How Trainline is applying AI to the business
Jonathan Midgley has been adopting a diligent approach to artificial intelligence at Trainline as the business pushes ahead with plans to become a global business, and “ultimately to do for trains what Uber has done for taxis”.
Though it may come across as a startup, the firm was created 20 years ago as a spin-off of Virgin Trains. During that time, it has collected vast amounts of data from a variety of sources including SQL Server and Oracle databases and all manner of data repositories. That challenge had to be handled so the business could evolve around AI.
“Two decades worth of disparate data is a real problem, especially considering that historically, we have captured that in a very dirty, disparate way,” he says.
Trainline currently captures three terabytes of data every day, which corresponds to two billion records and has been focusing on how to better utilise that resource: “We have realised there is a lot of value in the huge amounts of data we capture and have been on a journey to leverage that asset – and AI is at the heart of that.”

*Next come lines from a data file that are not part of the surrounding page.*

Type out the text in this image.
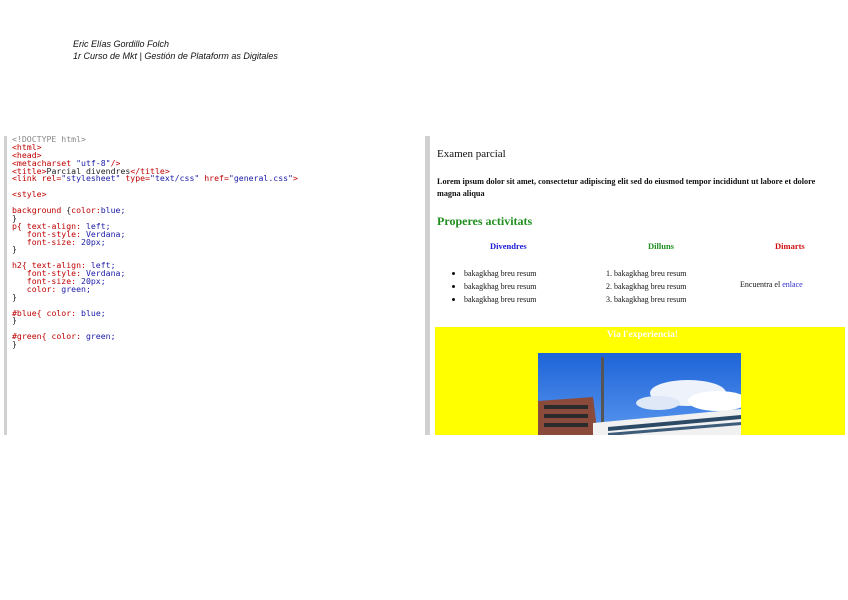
Eric Elías Gordillo Folch
1r Curso de Mkt | Gestión de Plataform as Digitales
<!DOCTYPE html>
<html>
<head>
<metacharset "utf-8"/>
<title>Parcial divendres</title>
<link rel="stylesheet" type="text/css" href="general.css">
<style>
background {color:blue;
}
p{ text-align: left;
font-style: Verdana;
font-size: 20px;
}
h2{ text-align: left;
font-style: Verdana;
font-size: 20px;
color: green;
}
#blue{ color: blue;
}
#green{ color: green;
}
Examen parcial
Lorem ipsum dolor sit amet, consectetur adipiscing elit sed do eiusmod tempor incididunt ut labore et dolore magna aliqua
Properes activitats
Divendres	Dilluns	Dimarts
bakagkhag breu resum
bakagkhag breu resum
bakagkhag breu resum
1. bakagkhag breu resum
2. bakagkhag breu resum
3. bakagkhag breu resum
Encuentra el enlace
Via l'experiencia!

“We have spent a lot of time focusing on how we can make that data clean and usable, and ultimately put it into a place where it is accessible and agnostic,” says Midgley. “We have also brought data into the heart of all our conversations and everything we do.”
From a technology perspective, he sought to bring data oversight under engineering as a first step to enable the evolution into AI – and has seen instances where data is owned by finance, or even marketing – and that is far from ideal.
“At Trainline, bringing data into my organisation means I can then wrap it in great engineering practices and processes,” he says. “I can build my data into microservices, I can make it agnostic, and then I can generate really magic outputs from it.”
The company started by building a data lake on Amazon Web Services’ Simple Storage Service (S3) cloud, which, according to Midgley, has made all the difference in making effective use of data: “[Having the data in the cloud and appropriate tooling] means I can focus on solving my customers’ problems,” he says.
“AI is genuinely unintelligent, without high quality data. You can build all the models you want and that is the easy bit – having usable data is the hardest part. We now have a large supply of clean, meaningful data that our teams started to leverage on very quickly.”
The chief technology officer noted that “AI is like sex talk in a secondary school playground: everybody’s talking about it, but nobody’s doing it”. But Trainline claims to be walking the AI talk, through offerings powered by the technology such as a price prediction tool that, according to the executive, has delivered savings to consumers that exceed £9m since January 2019.
Additional Trainline products that are underpinned by AI capability, such as Busybot, which helps customers get a seat on the train and in personalised travel disruption alerts. All of the company’s per-per-click advertising spend is also driven by AI capability, which Midgley says will continue to evolve though it can already deliver some “super nuanced” insights.
“When you arrive on my website, I know what you want to search for with scary predictability and that’s based on a large volume of very clean data,” he says. “I’m very proud of that, because we’re solving real customer problems and the ultimate customer problem is saving money.”
Building an innovative IT organisation
Alluding to Hulme’s points on culture, Midgley stressed that at the heart of Trainline’s AI success so far is building an innovative IT organisation. Some of that has involved building small, agile teams that work independently.
“We’ve given teams autonomy to focus on customer goals and needs, using data and pretty much whatever tooling they decide to use to generate value,” he says, emphasising another point made by Hulme that a very early lesson learned is that technology is the simplest part of making effective use of AI.